Les équipes des Kabyles du Djurdjura arrivaient à la saison du démasclage. C’était quand les arbres à liège doivent être dépouillés de l’écorce, choisie et mûre, ayant assez d’années d’épaisseur pour pouvoir être enlevée au chêne sans dommage et servir à l’industrie.

Ils arrivaient telle une invasion ou tel un exode de la préhistoire, issus des cavernes. Ils portaient des sandales de peau de chèvre comme les montagnards, mais l’ensemble de leur costume synthétisait l’hétéroclite rebut des souks, dépouilles européennes et indigènes, vêtements civils et militaires, réserves indéfinissables des revendeurs. Ils remplissaient la forêt de leurs gestes disparates, des échos discordants de leurs onomatopées, des glapissements et des coassements de leurs intraduisibles paroles.

Chaque bande possédait son contremaître, désigné par avance dans la personne de celui qui avait été l’instigateur du départ en campagne et le guide pendant le voyage. Ils s’entendaient avec le propriétaire forestier, choisissaient une sorte d’intermédiaire général entre eux et lui, et prenaient leurs chantiers dans les parties marquées pour la récolte des lièges de l’année.
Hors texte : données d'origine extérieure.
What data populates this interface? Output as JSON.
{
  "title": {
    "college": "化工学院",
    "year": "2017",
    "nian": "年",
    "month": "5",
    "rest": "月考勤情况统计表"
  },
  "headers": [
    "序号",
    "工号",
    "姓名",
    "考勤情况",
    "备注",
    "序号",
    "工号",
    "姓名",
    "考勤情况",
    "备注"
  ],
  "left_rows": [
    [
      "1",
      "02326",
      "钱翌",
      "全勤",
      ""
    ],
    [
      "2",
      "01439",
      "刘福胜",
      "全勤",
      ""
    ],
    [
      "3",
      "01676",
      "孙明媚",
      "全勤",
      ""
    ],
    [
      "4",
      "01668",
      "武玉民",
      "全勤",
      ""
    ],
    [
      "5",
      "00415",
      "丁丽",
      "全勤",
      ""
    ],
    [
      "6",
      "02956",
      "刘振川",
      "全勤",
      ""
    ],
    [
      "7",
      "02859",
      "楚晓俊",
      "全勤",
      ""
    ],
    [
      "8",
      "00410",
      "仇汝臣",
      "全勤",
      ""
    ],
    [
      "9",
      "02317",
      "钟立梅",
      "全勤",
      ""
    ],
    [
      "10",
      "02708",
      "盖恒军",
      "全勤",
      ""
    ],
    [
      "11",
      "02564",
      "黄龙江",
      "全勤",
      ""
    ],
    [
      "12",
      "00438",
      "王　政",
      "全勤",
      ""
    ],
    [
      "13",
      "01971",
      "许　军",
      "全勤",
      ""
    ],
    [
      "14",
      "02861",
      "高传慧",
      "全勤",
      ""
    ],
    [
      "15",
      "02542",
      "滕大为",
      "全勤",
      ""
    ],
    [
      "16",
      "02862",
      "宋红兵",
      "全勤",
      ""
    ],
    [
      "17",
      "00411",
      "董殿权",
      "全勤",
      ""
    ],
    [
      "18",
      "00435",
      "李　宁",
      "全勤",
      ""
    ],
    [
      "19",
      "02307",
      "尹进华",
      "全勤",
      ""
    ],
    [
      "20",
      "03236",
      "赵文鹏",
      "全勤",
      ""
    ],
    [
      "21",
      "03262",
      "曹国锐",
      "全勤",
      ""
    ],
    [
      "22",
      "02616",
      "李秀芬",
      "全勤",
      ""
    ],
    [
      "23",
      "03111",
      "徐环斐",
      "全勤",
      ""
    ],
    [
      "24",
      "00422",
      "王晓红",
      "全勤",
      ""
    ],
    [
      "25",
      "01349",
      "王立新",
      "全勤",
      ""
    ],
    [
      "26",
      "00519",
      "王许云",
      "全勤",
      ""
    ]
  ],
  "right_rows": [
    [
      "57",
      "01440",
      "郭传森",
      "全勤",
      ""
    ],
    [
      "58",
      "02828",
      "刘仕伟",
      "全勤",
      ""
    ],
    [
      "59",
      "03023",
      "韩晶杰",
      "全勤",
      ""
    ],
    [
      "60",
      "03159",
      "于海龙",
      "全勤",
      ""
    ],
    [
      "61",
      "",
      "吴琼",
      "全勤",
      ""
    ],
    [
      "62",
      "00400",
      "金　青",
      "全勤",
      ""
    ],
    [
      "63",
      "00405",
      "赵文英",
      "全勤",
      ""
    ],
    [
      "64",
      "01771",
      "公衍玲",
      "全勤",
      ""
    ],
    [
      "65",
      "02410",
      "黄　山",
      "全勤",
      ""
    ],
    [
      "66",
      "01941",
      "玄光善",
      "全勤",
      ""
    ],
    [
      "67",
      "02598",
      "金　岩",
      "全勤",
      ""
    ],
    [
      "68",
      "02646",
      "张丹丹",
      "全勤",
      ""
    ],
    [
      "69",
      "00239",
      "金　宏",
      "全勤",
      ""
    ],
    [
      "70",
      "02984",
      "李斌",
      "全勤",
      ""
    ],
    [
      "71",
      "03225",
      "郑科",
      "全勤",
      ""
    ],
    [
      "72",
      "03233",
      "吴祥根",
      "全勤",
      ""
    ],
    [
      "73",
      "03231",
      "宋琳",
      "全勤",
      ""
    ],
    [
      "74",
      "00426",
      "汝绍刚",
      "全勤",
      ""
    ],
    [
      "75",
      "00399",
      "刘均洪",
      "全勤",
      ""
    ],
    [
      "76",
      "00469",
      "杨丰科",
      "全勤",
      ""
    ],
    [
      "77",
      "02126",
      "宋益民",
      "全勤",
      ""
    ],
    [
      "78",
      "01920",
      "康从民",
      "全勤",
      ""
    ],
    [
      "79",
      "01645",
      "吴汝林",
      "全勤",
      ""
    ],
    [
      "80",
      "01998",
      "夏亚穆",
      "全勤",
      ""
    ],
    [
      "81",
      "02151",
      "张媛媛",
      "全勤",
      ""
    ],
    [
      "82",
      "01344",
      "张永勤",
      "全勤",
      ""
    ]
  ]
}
Ils construisaient des abris moins primitifs que ceux des Italiens, avec des toitures de diss et de basses murailles en pierres sèches. Cependant ils préféraient les tentes de toile, du modèle des tentes de soldats en campagne, lorsqu’on pouvait leur en fournir un nombre suffisant. Ils transportaient des provisions d’huile épaisse et fruitée, de piments et de figues sèches pour leur nourriture. Une gamelle leur était l’indispensable ustensile et nul mieux qu’eux ne savait faire un feu de cuisine dans un trou de terre où brûlaient, fumeuses, des brindilles vertes.